Parece que o outro lado dessa história, pelo que pouco li, diz que Zumbi era um sujeito mão de ferro e tinha escravos domésticos.
Como o artigo que escrevi tem um viés desmistificador dos nossos supostos heróis, fica aqui a pergunta:
Será que o Zumbi dos Palmares não era um “revolucionário” , em sua natureza e seu idealismo, igual a elite monárquica-republicana (Princesa Izabel, D. Pedro I e II, Deodoro, Floriano, entre outros)? (rsrs)
O ensino tradicional de História sempre fez dos nossos personagens históricos heróis mitologizados afim de que se tornassem arquétipos. Tratava-se das necessidades ideológicas dos regimes passados em épocas em que a informação era pouca e o grau de alfabetização menor. Assim, formatava-se com maior facilidade a mente de um povo
Vale lembrar, no entanto, que o suposto heroísmo de Tiradentes ficou aguardando por um século para sair da geladeira tendo em vista que, no Brasil imperial, o alferes era um bandido político segundo as leis criminais da época. E aí fico a indagar se os republicanos não o teriam mitologizado em excesso a partir de 1889?
Quanto ao Zumbi, apesar de não ser grande conhecedor de sua história, penso que o seu movimento possa ter sido uma resistência à escravização, sem alcançar o status de uma revolução do ponto de vista científico,digamos assim. Assim, ele organizou seu quilombo como faziam as tribos africanas que viviam num estágio mais primitivo e ainda distante dos regimes democráticos dos tempos atuais.

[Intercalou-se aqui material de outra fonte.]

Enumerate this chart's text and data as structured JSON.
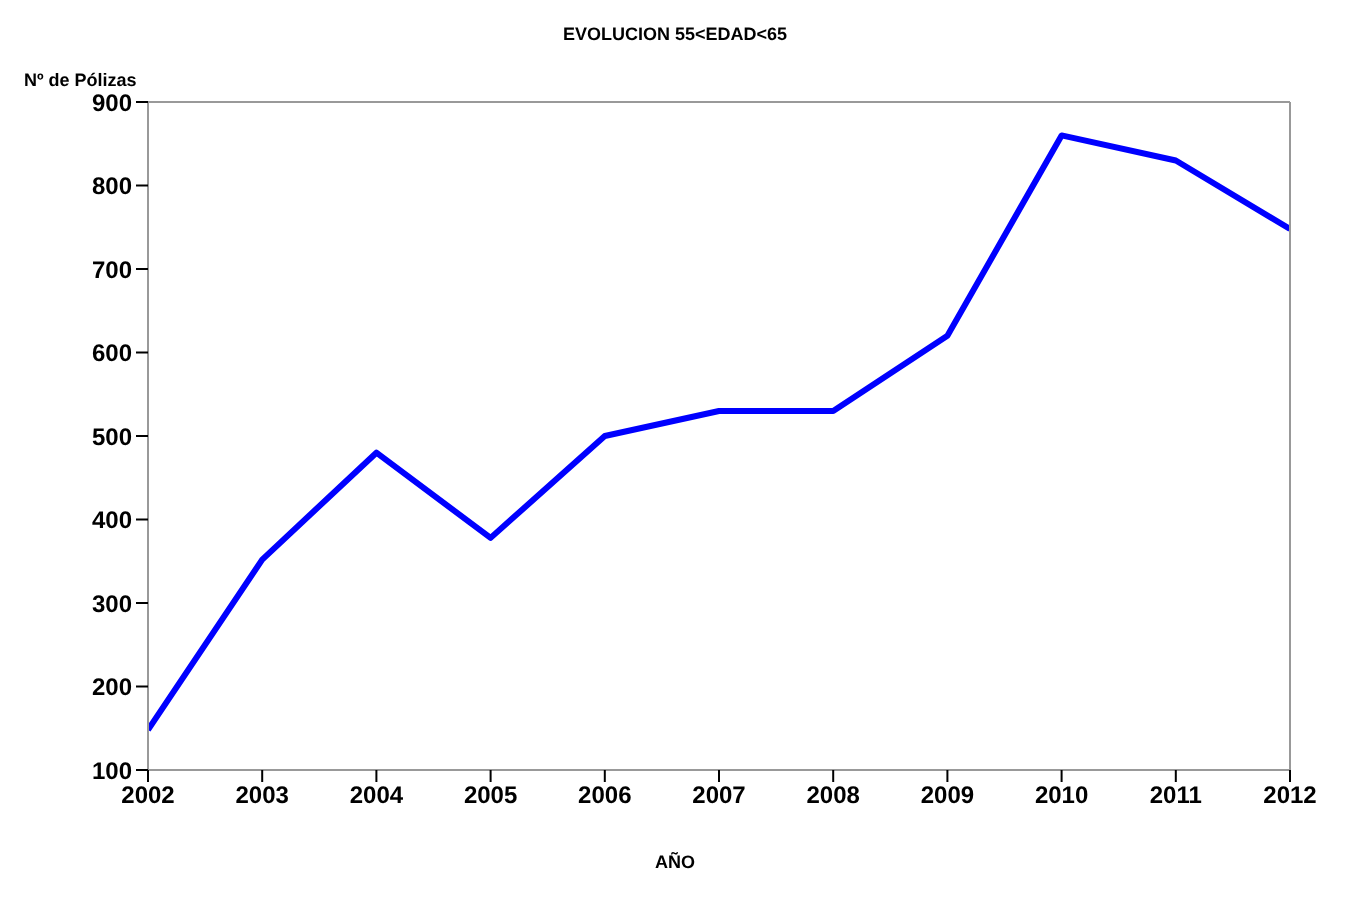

Certamente que, se entrássemos numa máquina do tempo, mas preservando os valores morais e políticos que temos, não encontraríamos surpresas ainda maiores? Mas se olharmos pelo lado humano, entenderemos que tais pessoas poderiam ter agido iguais a nós. Ou talvez nem tivéssemos feito tanto se ocupássemos os lugares deles. Até porque nossas ações nem sempre acompanham aquilo que pensamos.